Despite heightened management uncertainty from strengthened protectionism in major global markets, operating profit rose by approximately KRW 32 billion and net profit by KRW 303 billion compared to the previous quarter, driven by recovery in steel business performance. This marks the third consecutive quarter of improvement in consolidated operating profit.
The steel business has shown a trend of improvement in operating and net profit for three consecutive quarters since bottoming out in Q4 last year. In this quarter, although revenue slightly declined from the previous quarter due to lower steel product prices, operating profit increased thanks to recovery in utilization rates and continued efforts to strengthen cost competitiveness.

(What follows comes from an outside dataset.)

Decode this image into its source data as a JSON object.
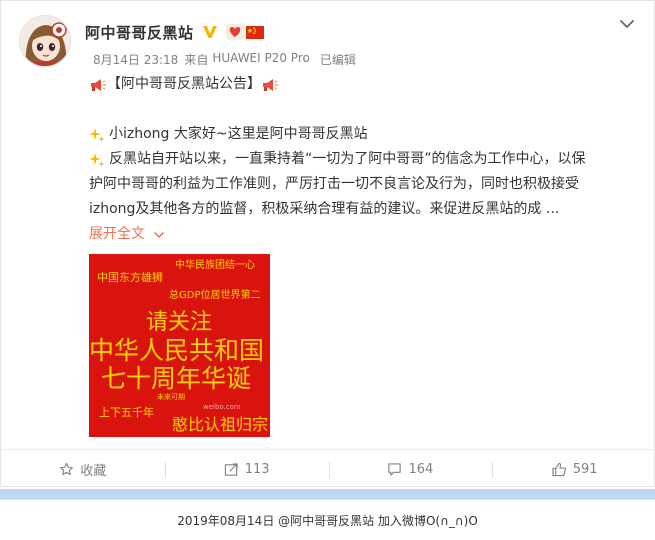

On a standalone basis, POSCO recorded operating profit of KRW 585 billion and an operating margin of 6.6%, continuing to enhance profitability.
In the secondary battery materials business, losses narrowed in Q3 due to increased cathode sales and reversal of inventory valuation losses following a rise in lithium prices. In particular, POSCO Future M saw both revenue and operating profit increase compared to the previous quarter, supported by higher cathode sales from the full-scale operation of its precursor plant completed in June, and turned a net profit.
In the infrastructure business, POSCO International maintained solid earnings thanks to strong power generation profits from increased summer electricity demand and higher sales from Australia’s Senex gas field. However, POSCO E&C saw a decline in operating profit due to recognition of estimated losses from the Shinansan Line accident and a temporary suspension of all construction sites for safety inspections.
POSCO Holdings also highlighted the results of its restructuring of low-profit and non-core assets, which has been underway since last year. In Q3 alone, POSCO Group completed seven restructuring deals, generating approximately KRW 400 billion in cash. The Group plans to carry out an additional 63 restructuring projects by 2027, aiming to generate KRW 1.2 trillion in additional cash and strengthen its financial soundness.